Prasad mentioned the Ruan judgment in a refused plea for a new trial and stated that she will use the decision as the foundation for an upcoming appeal. Additionally, the attorney stated that she is in talks with two other clients about filing appeals with Ruan.

“My expectation is that criminal defense attorneys, such as myself, would be more willing to take their cases to trial and that their clients will be fully prepared to fight the federal government, which is not an easy undertaking,” Prasad said. “We simply engage in a courtroom brawl. We can succeed in this manner.”

A few defendants are attempting. A handful have earned tiny victories thus far. And at least one was crushed by defeat.

In Tennessee, nurse practitioner Jeffrey Young, who is accused of trading opioids for sex and fame for a reality show pilot, was able to postpone his trial from May to November to account for the Ruan decision, arguing that it would “dramatically alter the landscape of the Government’s war on prescribers.”

Samson Orusa, a doctor and preacher who was convicted of dispensing opioid prescriptions without evaluating patients in Tennessee last year, submitted a motion for a new trial based on the Ruan judgment and persuaded a court to defer his punishment for six months so he could review it.

In Ohio, Dr.

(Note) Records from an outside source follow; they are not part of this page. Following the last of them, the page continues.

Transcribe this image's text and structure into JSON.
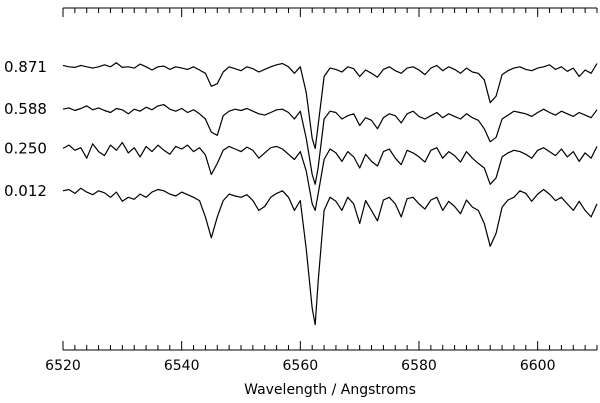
{
  "chart_data": {
    "type": "line",
    "title": "",
    "xlabel": "Wavelength / Angstroms",
    "ylabel": "",
    "xlim": [
      6520,
      6610
    ],
    "x_ticks": [
      6520,
      6540,
      6560,
      6580,
      6600
    ],
    "x_tick_labels": [
      "6520",
      "6540",
      "6560",
      "6580",
      "6600"
    ],
    "y_ticks_shown": false,
    "grid": false,
    "legend": "none",
    "series_labels_placement": "left, beside each spectrum",
    "series": [
      {
        "name": "0.871",
        "continuum": 2.5,
        "x": [
          6520,
          6521,
          6522,
          6523,
          6524,
          6525,
          6526,
          6527,
          6528,
          6529,
          6530,
          6531,
          6532,
          6533,
          6534,
          6535,
          6536,
          6537,
          6538,
          6539,
          6540,
          6541,
          6542,
          6543,
          6544,
          6545,
          6546,
          6547,
          6548,
          6549,
          6550,
          6551,
          6552,
          6553,
          6554,
          6555,
          6556,
          6557,
          6558,
          6559,
          6560,
          6561,
          6562,
          6562.5,
          6563,
          6564,
          6565,
          6566,
          6567,
          6568,
          6569,
          6570,
          6571,
          6572,
          6573,
          6574,
          6575,
          6576,
          6577,
          6578,
          6579,
          6580,
          6581,
          6582,
          6583,
          6584,
          6585,
          6586,
          6587,
          6588,
          6589,
          6590,
          6591,
          6592,
          6593,
          6594,
          6595,
          6596,
          6597,
          6598,
          6599,
          6600,
          6601,
          6602,
          6603,
          6604,
          6605,
          6606,
          6607,
          6608,
          6609,
          6610
        ],
        "y": [
          2.52,
          2.5,
          2.49,
          2.52,
          2.5,
          2.48,
          2.5,
          2.53,
          2.5,
          2.56,
          2.49,
          2.5,
          2.48,
          2.54,
          2.5,
          2.45,
          2.5,
          2.51,
          2.46,
          2.5,
          2.48,
          2.46,
          2.5,
          2.45,
          2.4,
          2.2,
          2.24,
          2.42,
          2.5,
          2.47,
          2.44,
          2.5,
          2.47,
          2.42,
          2.46,
          2.5,
          2.53,
          2.55,
          2.5,
          2.4,
          2.5,
          2.1,
          1.4,
          1.25,
          1.6,
          2.35,
          2.48,
          2.46,
          2.42,
          2.5,
          2.47,
          2.35,
          2.45,
          2.4,
          2.34,
          2.46,
          2.5,
          2.44,
          2.4,
          2.48,
          2.5,
          2.45,
          2.38,
          2.48,
          2.52,
          2.44,
          2.5,
          2.46,
          2.4,
          2.48,
          2.42,
          2.4,
          2.3,
          1.95,
          2.05,
          2.38,
          2.44,
          2.48,
          2.5,
          2.46,
          2.44,
          2.48,
          2.5,
          2.53,
          2.46,
          2.5,
          2.43,
          2.48,
          2.35,
          2.45,
          2.4,
          2.55
        ]
      },
      {
        "name": "0.588",
        "continuum": 1.85,
        "x": [
          6520,
          6521,
          6522,
          6523,
          6524,
          6525,
          6526,
          6527,
          6528,
          6529,
          6530,
          6531,
          6532,
          6533,
          6534,
          6535,
          6536,
          6537,
          6538,
          6539,
          6540,
          6541,
          6542,
          6543,
          6544,
          6545,
          6546,
          6547,
          6548,
          6549,
          6550,
          6551,
          6552,
          6553,
          6554,
          6555,
          6556,
          6557,
          6558,
          6559,
          6560,
          6561,
          6562,
          6562.5,
          6563,
          6564,
          6565,
          6566,
          6567,
          6568,
          6569,
          6570,
          6571,
          6572,
          6573,
          6574,
          6575,
          6576,
          6577,
          6578,
          6579,
          6580,
          6581,
          6582,
          6583,
          6584,
          6585,
          6586,
          6587,
          6588,
          6589,
          6590,
          6591,
          6592,
          6593,
          6594,
          6595,
          6596,
          6597,
          6598,
          6599,
          6600,
          6601,
          6602,
          6603,
          6604,
          6605,
          6606,
          6607,
          6608,
          6609,
          6610
        ],
        "y": [
          1.85,
          1.87,
          1.83,
          1.86,
          1.9,
          1.84,
          1.87,
          1.83,
          1.8,
          1.86,
          1.84,
          1.78,
          1.85,
          1.82,
          1.88,
          1.84,
          1.9,
          1.92,
          1.85,
          1.82,
          1.86,
          1.8,
          1.84,
          1.78,
          1.7,
          1.5,
          1.45,
          1.75,
          1.82,
          1.85,
          1.83,
          1.86,
          1.82,
          1.78,
          1.76,
          1.8,
          1.84,
          1.85,
          1.8,
          1.7,
          1.82,
          1.4,
          0.85,
          0.7,
          0.95,
          1.7,
          1.82,
          1.8,
          1.7,
          1.75,
          1.78,
          1.6,
          1.72,
          1.68,
          1.55,
          1.72,
          1.78,
          1.75,
          1.64,
          1.78,
          1.82,
          1.74,
          1.7,
          1.75,
          1.8,
          1.72,
          1.78,
          1.74,
          1.7,
          1.78,
          1.72,
          1.68,
          1.55,
          1.35,
          1.42,
          1.7,
          1.76,
          1.82,
          1.8,
          1.78,
          1.74,
          1.8,
          1.85,
          1.8,
          1.76,
          1.82,
          1.78,
          1.74,
          1.8,
          1.76,
          1.72,
          1.84
        ]
      },
      {
        "name": "0.250",
        "continuum": 1.25,
        "x": [
          6520,
          6521,
          6522,
          6523,
          6524,
          6525,
          6526,
          6527,
          6528,
          6529,
          6530,
          6531,
          6532,
          6533,
          6534,
          6535,
          6536,
          6537,
          6538,
          6539,
          6540,
          6541,
          6542,
          6543,
          6544,
          6545,
          6546,
          6547,
          6548,
          6549,
          6550,
          6551,
          6552,
          6553,
          6554,
          6555,
          6556,
          6557,
          6558,
          6559,
          6560,
          6561,
          6562,
          6562.5,
          6563,
          6564,
          6565,
          6566,
          6567,
          6568,
          6569,
          6570,
          6571,
          6572,
          6573,
          6574,
          6575,
          6576,
          6577,
          6578,
          6579,
          6580,
          6581,
          6582,
          6583,
          6584,
          6585,
          6586,
          6587,
          6588,
          6589,
          6590,
          6591,
          6592,
          6593,
          6594,
          6595,
          6596,
          6597,
          6598,
          6599,
          6600,
          6601,
          6602,
          6603,
          6604,
          6605,
          6606,
          6607,
          6608,
          6609,
          6610
        ],
        "y": [
          1.25,
          1.3,
          1.22,
          1.26,
          1.1,
          1.32,
          1.2,
          1.14,
          1.3,
          1.22,
          1.34,
          1.18,
          1.26,
          1.12,
          1.28,
          1.2,
          1.3,
          1.22,
          1.16,
          1.28,
          1.24,
          1.3,
          1.2,
          1.26,
          1.15,
          0.85,
          1.02,
          1.22,
          1.28,
          1.24,
          1.2,
          1.27,
          1.22,
          1.1,
          1.18,
          1.26,
          1.28,
          1.24,
          1.16,
          1.08,
          1.2,
          0.9,
          0.4,
          0.3,
          0.55,
          1.08,
          1.24,
          1.18,
          1.05,
          1.2,
          1.12,
          0.95,
          1.16,
          1.05,
          0.98,
          1.2,
          1.24,
          1.1,
          1.0,
          1.22,
          1.18,
          1.12,
          1.04,
          1.22,
          1.26,
          1.1,
          1.2,
          1.14,
          1.04,
          1.2,
          1.1,
          1.02,
          0.95,
          0.7,
          0.8,
          1.12,
          1.18,
          1.22,
          1.2,
          1.16,
          1.1,
          1.22,
          1.26,
          1.2,
          1.14,
          1.24,
          1.12,
          1.2,
          1.05,
          1.18,
          1.1,
          1.28
        ]
      },
      {
        "name": "0.012",
        "continuum": 0.6,
        "x": [
          6520,
          6521,
          6522,
          6523,
          6524,
          6525,
          6526,
          6527,
          6528,
          6529,
          6530,
          6531,
          6532,
          6533,
          6534,
          6535,
          6536,
          6537,
          6538,
          6539,
          6540,
          6541,
          6542,
          6543,
          6544,
          6545,
          6546,
          6547,
          6548,
          6549,
          6550,
          6551,
          6552,
          6553,
          6554,
          6555,
          6556,
          6557,
          6558,
          6559,
          6560,
          6561,
          6562,
          6562.5,
          6563,
          6564,
          6565,
          6566,
          6567,
          6568,
          6569,
          6570,
          6571,
          6572,
          6573,
          6574,
          6575,
          6576,
          6577,
          6578,
          6579,
          6580,
          6581,
          6582,
          6583,
          6584,
          6585,
          6586,
          6587,
          6588,
          6589,
          6590,
          6591,
          6592,
          6593,
          6594,
          6595,
          6596,
          6597,
          6598,
          6599,
          6600,
          6601,
          6602,
          6603,
          6604,
          6605,
          6606,
          6607,
          6608,
          6609,
          6610
        ],
        "y": [
          0.6,
          0.62,
          0.56,
          0.64,
          0.58,
          0.54,
          0.6,
          0.57,
          0.5,
          0.58,
          0.44,
          0.5,
          0.47,
          0.55,
          0.5,
          0.58,
          0.62,
          0.6,
          0.55,
          0.52,
          0.58,
          0.54,
          0.5,
          0.45,
          0.2,
          -0.12,
          0.2,
          0.45,
          0.55,
          0.52,
          0.5,
          0.54,
          0.45,
          0.3,
          0.36,
          0.5,
          0.56,
          0.6,
          0.5,
          0.3,
          0.45,
          -0.3,
          -1.2,
          -1.45,
          -0.8,
          0.3,
          0.5,
          0.44,
          0.3,
          0.5,
          0.4,
          0.1,
          0.45,
          0.3,
          0.14,
          0.46,
          0.5,
          0.4,
          0.2,
          0.48,
          0.5,
          0.4,
          0.32,
          0.46,
          0.5,
          0.3,
          0.44,
          0.36,
          0.25,
          0.46,
          0.35,
          0.3,
          0.1,
          -0.25,
          -0.05,
          0.35,
          0.46,
          0.5,
          0.6,
          0.56,
          0.44,
          0.55,
          0.62,
          0.55,
          0.45,
          0.5,
          0.4,
          0.3,
          0.44,
          0.3,
          0.2,
          0.4
        ]
      }
    ]
  }
}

Martin Escobar referenced the Ruan decision in a last-ditch bid to avoid jail time.

In January, Escobar pled guilty to 54 charges of trafficking a controlled drug, including prescriptions that killed two patients. After the Ruan decision, Escobar attempted to withdraw his guilty plea, claiming that he would have gone to trial if he had realized that prosecutors were required to show his intent.

A week later, on the scheduled day of Escobar’s sentencing, a federal judge refused the motion.

His guilty plea did not change.

Escobar received 25 years.

KHN (Kaiser Health News) is a national news organization that delivers in-depth health-related journalism. KHN, with Policy Analysis and Polling, is one of KFF’s three primary running programs (Kaiser Family Foundation). KFF is an endowed nonprofit organization that provides information on national health issues.